Thursday, September 21, 2006

UK suspects in new claims of torture at Guantanamo

The level of torture being carried out at Guantanamo Bay has been revealed for the first time in a series of exclusive interviews with Brits detained at the Cuban base.

Some of the most serious allegations of torture concern the treatment of Shaker Aamer, a Saudi national who until his arrest four years ago had been living in London with his wife and four children.

In June this year, Mr Aamer claims he was badly beaten and tortured because he failed to provide a retina scan and fingerprints to the camp authorities. He says he was strapped to a chair, fully restrained at the head, arms and legs.

The habeas corpus motion filed in the court of the District of Columbia states: "The MPs [military police] inflicted so much pain, Mr Aamer said he thought he was going to die. The MPs pressed on pressure points all over his body: his temples, just under his jawline, in the hollow beneath his ears. They choked him.
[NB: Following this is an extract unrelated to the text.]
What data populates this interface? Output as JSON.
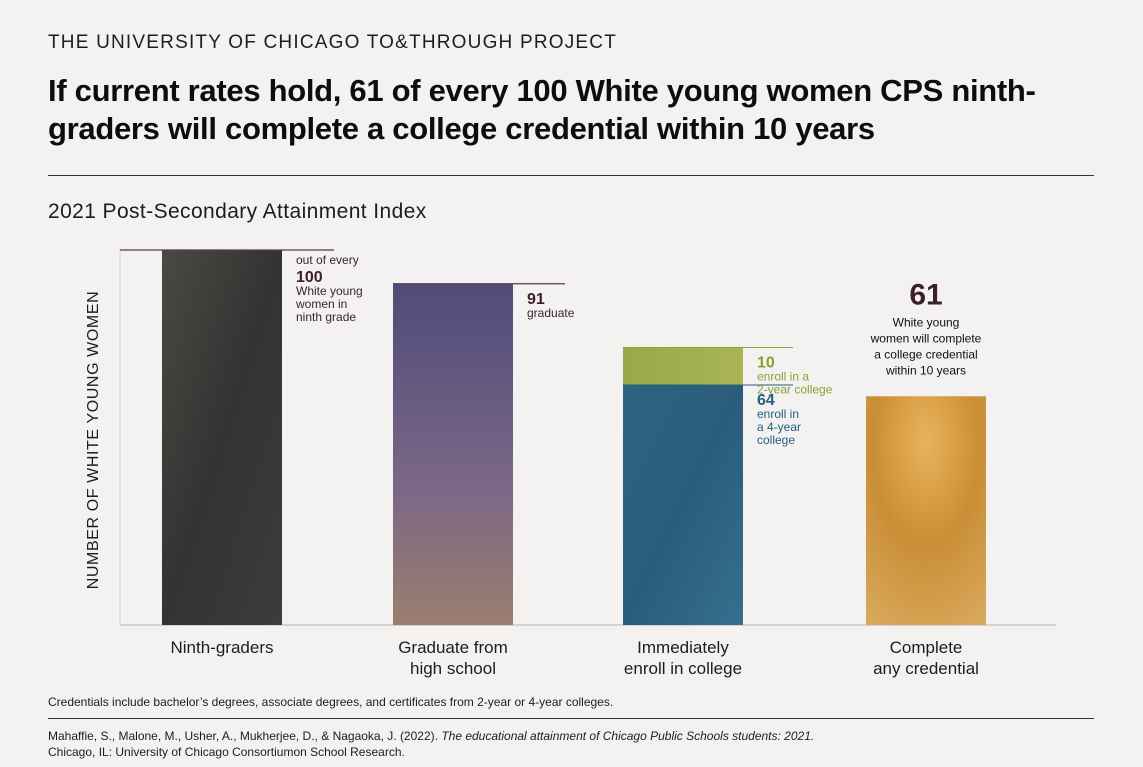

They bent his nose so hard he thought it would break.

"They pinched his thighs and feet constantly. They gouged his eyes. They held his eyes open and shined a Maglite [torch] in them for minutes on end, generating intense heat. They bent his fingers until he screamed. When he screamed, they cut off his airway, then put a mask on him so he could not cry out."

This is an example of the "alternative interrogation techniques" that George Bush is attempting to legalise, and a further example that his rush to obtain this new legislation is more about legalizing past offences than it is about giving US authorities clear guidelines as to what is admissible and what is not.

Surely, there is no need for Article 3 to be clarified in order for anyone to realise that if you find yourself doing any of the above that you have stepped way beyond what is decent and right.

I find it incomprehensible that the US are even having a national debate on this subject. The world's greatest democracy is now openly debating to what extent they should be allowed to torture other human beings.

Since 9-11, I sometimes feel as if I am living in a parallel universe. When are ordinary decent Americans going to stand up and say, "Not in my name"?

Just as many Germans woke up after World War Two claiming they simply didn't know what came over them, many right wing Americans are going to have to one day explain their support for a regime that attempted to justify torture.

Their future justifications will deserve to be treated with contempt. It is very easy to identify a wrong after it has been universally recognised. The question should be why did so many Republicans not realise a fundamental wrong was taking place at the time?